Saint-Paul affirme que cette thèse est jugée « farfelue » par de nombreux archéologues réputés et remettrait en cause, pour des raisons qui m'échappent, la résurrection,  l'un des fondements du christianisme.

Mais c'est dans la conclusion de l'article que Saint-Paul enfonce le clou. Il cite complaisamment le père Jean-Baptiste Humbert : « Avec les droits, c'est un filon qui rapporte gros, mais il y a aussi de l'idéologie et des buts politiques sous-jacents. Cela relève d'un besoin extrême de reconstruire, voire de reforger les racines de Jérusalem pour prouver qu'elle sont juives ».

Vous avez bien lu. L'Américain James Cameron est un contrefacteur zélote, et, sauf à être « forgée », la preuve n'est pas encore apportée que les racines de Jérusalem sont juives...

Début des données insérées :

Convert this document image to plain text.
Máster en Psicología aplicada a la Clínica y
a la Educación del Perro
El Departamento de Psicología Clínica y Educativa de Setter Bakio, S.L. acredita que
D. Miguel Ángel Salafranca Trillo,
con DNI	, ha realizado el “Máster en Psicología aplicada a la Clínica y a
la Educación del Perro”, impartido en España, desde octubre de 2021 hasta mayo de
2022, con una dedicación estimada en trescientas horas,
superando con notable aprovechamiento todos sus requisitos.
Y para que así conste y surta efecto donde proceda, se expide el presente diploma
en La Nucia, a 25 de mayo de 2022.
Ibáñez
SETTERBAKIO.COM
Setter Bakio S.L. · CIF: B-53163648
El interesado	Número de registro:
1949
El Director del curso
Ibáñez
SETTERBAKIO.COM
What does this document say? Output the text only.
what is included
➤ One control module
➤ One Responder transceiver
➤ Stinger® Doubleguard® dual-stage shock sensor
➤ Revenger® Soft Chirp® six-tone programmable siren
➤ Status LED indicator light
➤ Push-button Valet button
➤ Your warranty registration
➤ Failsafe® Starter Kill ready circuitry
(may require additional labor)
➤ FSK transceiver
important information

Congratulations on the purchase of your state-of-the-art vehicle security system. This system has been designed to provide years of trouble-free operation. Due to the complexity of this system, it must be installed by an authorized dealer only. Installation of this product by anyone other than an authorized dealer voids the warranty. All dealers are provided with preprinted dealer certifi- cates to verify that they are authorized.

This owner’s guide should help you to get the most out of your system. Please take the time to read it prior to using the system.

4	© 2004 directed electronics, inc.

Notre journaliste se plaît à mettre une autre phrase dans la bouche du bon père : « Derrière tout cela ressurgit la vieille idée que le christianisme est une entreprise filou issue du judaïsme » bref, un complot.

 

 

À ce stade de la « réflexion », si l'on ose écrire, je ne peux m'empêcher de songer à l'apôtre Paul qui, au début de l'ère chrétienne dédoubla l'identité d'Israël, dissociant les Juifs selon la chair, attachés à la poursuite de l'identité nationale hébraïque et les Juifs selon l'esprit, prêts à renoncer à leur spécificité et à se fondre dans l'universel.

 

 

 

Vous voyez, proclament à sa suite, nos modernes évangélistes inspirés : les nationalistes impénitents ne désarment pas.

 

 

Lu dans Le Monde du 5 mars, sous la plume de Marc Roche, correspondant à Rome, dans un article intitulé : « Le racisme anti-musulman au sein de la police britannique persiste » : « L'accent mis par le gouvernement travailliste sur la lutte antiterroriste décourage bon nombre de recrues potentielles. Comme l'indique Yasmine Alibai-Brown, chroniqueuse à The Independent, "les jeunes musulmans ne veulent pas se transformer en bras armé de la politique de Tony Blair contre leurs coreligionnaires" »

Mais qui donc commet l'amalgame entre terroristes et musulmans sinon les auteurs d'une phrase aussi inepte ?

Heureusement, les autorités de Sa Majesté, encore plus tard que les Français, commencent enfin à comprendre que l'islamisme radical, sous toutes ses formes, doit être combattu sans complexe ni angélisme.

Raison pourquoi, toutes les enquêtes d'opinion montrent que nos musulmans sont infiniment plus modérés que de l'autre côté de la Manche.

 

Celui qui n'a pas particulièrement ménagé les fous de Dieu de ce côté-ci de l'eau, a grand plaisir à l'écrire.